C’est une pièce sans charme nichée sous les combles de l’hôpital Cochin, à Paris. Pour la rejoindre, il faut passer le hall des admissions, longer un couloir, ouvrir une porte, monter au premier étage, passer une autre porte et grimper jusqu’au troisième étage. Ici, chaque jeudi soir, de 18 heures à 20 heures, une trentaine de personnes se réunissent en équipe. La raison ? Analyser et débattre d’un cas médical concret posant une question sur le plan éthique. Bienvenue au Centre d’éthique clinique (CEC) de l’AP-HP (Assistance publique-Hôpitaux de Paris). Exceptionnellement, l’équipe a accepté de nous ouvrir ses portes.
Créée dans le prolongement de la loi du 4 mars 2002 relative aux droits des patients (dite « loi Kouchner ») par Véronique Fournier, médecin de santé publique et cardiologue, cette structure, qu’elle a dirigée jusqu’en 2020, a pour mission d’accompagner des décisions médicales difficiles sur le plan éthique. Comment débloquer une situation lors d’un conflit ? Que dire à un patient qui ne veut pas être opéré ou à des parents qui refusent que leur enfant soit transfusé ? A une équipe soignante désireuse d’arrêter les traitements quand la famille s’y oppose – ou le contraire ? A une personne handicapée qui souhaite mourir ? En d’autres termes, comment répondre à la demande des uns quand d’autres la contestent ?

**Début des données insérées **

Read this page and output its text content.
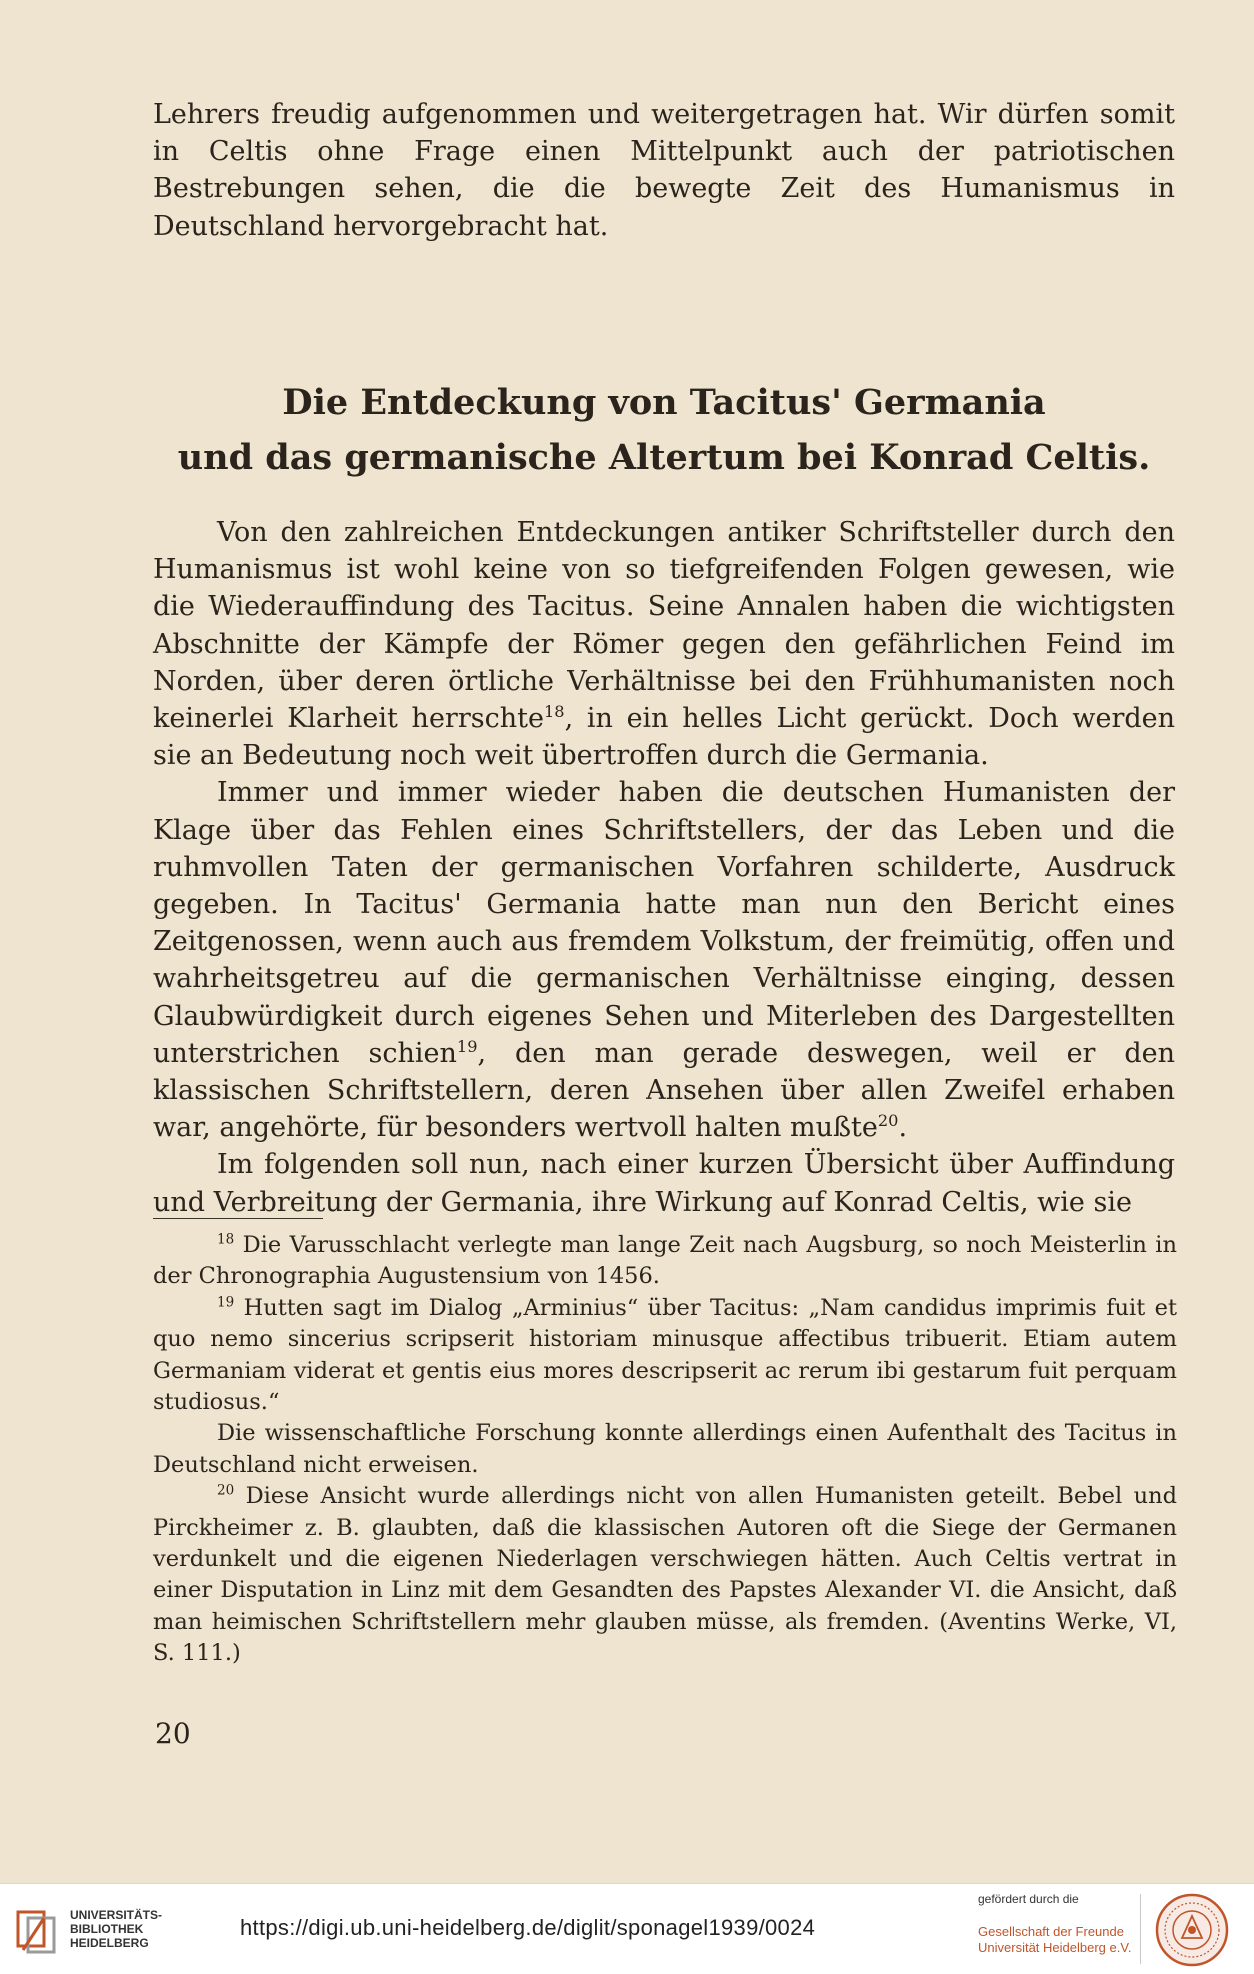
Lehrers freudig aufgenommen und weitergetragen hat. Wir dürfen somit in Celtis ohne Frage einen Mittelpunkt auch der patriotischen Bestrebungen sehen, die die bewegte Zeit des Humanismus in Deutschland hervorgebracht hat.

Die Entdeckung von Tacitus' Germania
und das germanische Altertum bei Konrad Celtis.

Von den zahlreichen Entdeckungen antiker Schriftsteller durch den Humanismus ist wohl keine von so tiefgreifenden Folgen gewesen, wie die Wiederauffindung des Tacitus. Seine Annalen haben die wichtigsten Abschnitte der Kämpfe der Römer gegen den gefährlichen Feind im Norden, über deren örtliche Verhältnisse bei den Frühhumanisten noch keinerlei Klarheit herrschte$^{18}$, in ein helles Licht gerückt. Doch werden sie an Bedeutung noch weit übertroffen durch die Germania.

Immer und immer wieder haben die deutschen Humanisten der Klage über das Fehlen eines Schriftstellers, der das Leben und die ruhmvollen Taten der germanischen Vorfahren schilderte, Ausdruck gegeben. In Tacitus' Germania hatte man nun den Bericht eines Zeitgenossen, wenn auch aus fremdem Volkstum, der freimütig, offen und wahrheitsgetreu auf die germanischen Verhältnisse einging, dessen Glaubwürdigkeit durch eigenes Sehen und Miterleben des Dargestellten unterstrichen schien$^{19}$, den man gerade deswegen, weil er den klassischen Schriftstellern, deren Ansehen über allen Zweifel erhaben war, angehörte, für besonders wertvoll halten mußte$^{20}$.

Im folgenden soll nun, nach einer kurzen Übersicht über Auffindung und Verbreitung der Germania, ihre Wirkung auf Konrad Celtis, wie sie

$^{18}$ Die Varusschlacht verlegte man lange Zeit nach Augsburg, so noch Meisterlin in der Chronographia Augustensium von 1456.

$^{19}$ Hutten sagt im Dialog „Arminius“ über Tacitus: „Nam candidus imprimis fuit et quo nemo sincerius scripserit historiam minusque affectibus tribuerit. Etiam autem Germaniam viderat et gentis eius mores descripserit ac rerum ibi gestarum fuit perquam studiosus.“

Die wissenschaftliche Forschung konnte allerdings einen Aufenthalt des Tacitus in Deutschland nicht erweisen.

$^{20}$ Diese Ansicht wurde allerdings nicht von allen Humanisten geteilt. Bebel und Pirckheimer z. B. glaubten, daß die klassischen Autoren oft die Siege der Germanen verdunkelt und die eigenen Niederlagen verschwiegen hätten. Auch Celtis vertrat in einer Disputation in Linz mit dem Gesandten des Papstes Alexander VI. die Ansicht, daß man heimischen Schriftstellern mehr glauben müsse, als fremden. (Aventins Werke, VI, S. 111.)

20
UNIVERSITÄTS-
BIBLIOTHEK
HEIDELBERG
https://digi.ub.uni-heidelberg.de/diglit/sponagel1939/0024
gefördert durch die
Gesellschaft der Freunde
Universität Heidelberg e.V.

Le concept d’éthique clinique est né dans les années 1970 aux Etats-Unis. Un médecin américain, Mark Ziegler, en est l’un de ses concepteurs. Selon lui, « savoir débattre d’une question d’éthique clinique fait autant partie des règles de la bonne médecine que de savoir prescrire le bon médicament ». Saisi par les soignants, la famille, voire par le patient lui-même, le Centre ne rend que des avis consultatifs. Pas question de se substituer à l’équipe soignante. Son rôle est d’aider les parties prenantes à déverrouiller les points de blocage et à élargir la réflexion afin d’identifier le meilleur pour le patient.
« Primum non nocere »
Pour ce faire, l’équipe s’appuie sur les quatre principes fondateurs de l’éthique biomédicale décrits par les philosophes James Childress et Tom Beauchamp dans leur livre Les Principes de l’éthique médicale (Les Belles Lettres, 2008 ; publié dans sa version originale en 1979), ouvrage majeur de l’éthique médicale contemporaine : la bienfaisance (améliorer la santé du patient), la non-malfaisance (au minimum, ne pas nuire – « primum non nocere », disait Hippocrate), la justice et enfin le respect de l’autonomie du patient.